Nursing illness, Cross encounters the presence of what he calls God (an omnipresent creator-being) while in a trance-like state. Through God, Lincoln uncovers the role of extraterrestrial intervention in human history, and sets out to help the aliens integrate themselves with humanity.
While Alien Within features one man’s mission in his twilight years, the first 10% of the book is devoted instead to the biographical details of Lincoln’s youth. Then, after his transformation, dozens more pages are spent reciting his newly learned alien history (which is a play off the popular idea that aliens guided ancient cultures on Earth); the effect is to delay the start of meaningful action until halfway through the book, rendering all that precedes it a bloated prologue, of sorts.
Apart from being a slow starter, Alien Within’s action (culminating in global war) is oddly removed from the reader. Burk’s storytelling is mostly recitation: Facts are conveyed, but scenes are rarely dramatized. The most potentially interesting situations involve alien perspectives on human ethical challenges, but the potential is squandered as the moral questions are always distorted and oversimplified. For example: The aliens’ proposed solution to the abortion debate?
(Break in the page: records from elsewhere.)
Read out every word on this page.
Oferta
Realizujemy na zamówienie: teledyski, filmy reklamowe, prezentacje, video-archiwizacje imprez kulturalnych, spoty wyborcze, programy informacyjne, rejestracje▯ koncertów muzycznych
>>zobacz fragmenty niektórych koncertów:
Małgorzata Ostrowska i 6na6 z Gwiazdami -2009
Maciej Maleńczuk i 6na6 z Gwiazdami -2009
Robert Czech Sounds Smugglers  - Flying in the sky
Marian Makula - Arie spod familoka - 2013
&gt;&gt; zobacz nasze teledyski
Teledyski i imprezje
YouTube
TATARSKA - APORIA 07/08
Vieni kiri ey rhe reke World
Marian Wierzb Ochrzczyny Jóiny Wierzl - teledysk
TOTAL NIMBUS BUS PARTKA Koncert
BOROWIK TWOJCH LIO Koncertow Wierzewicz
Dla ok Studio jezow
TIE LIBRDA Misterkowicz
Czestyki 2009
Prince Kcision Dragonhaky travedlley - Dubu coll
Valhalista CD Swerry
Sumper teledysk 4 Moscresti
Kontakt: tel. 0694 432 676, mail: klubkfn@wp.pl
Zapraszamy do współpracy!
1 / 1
Implant the unwanted embryos in aliens because who, on either side of the issue, could have any reasonable objection to that!
Sometimes a thoughtful ending is enough to redeem some of the deficiencies in a novel, but Burk squanders the opportunity, choosing instead to cast real doubt for readers about what they have just read.
Alien Within tries to weave engaging fiction from our fascination with extraterrestrials, but it fails to deliver the engaging characters, action, or tension needed to sustain a satisfying story.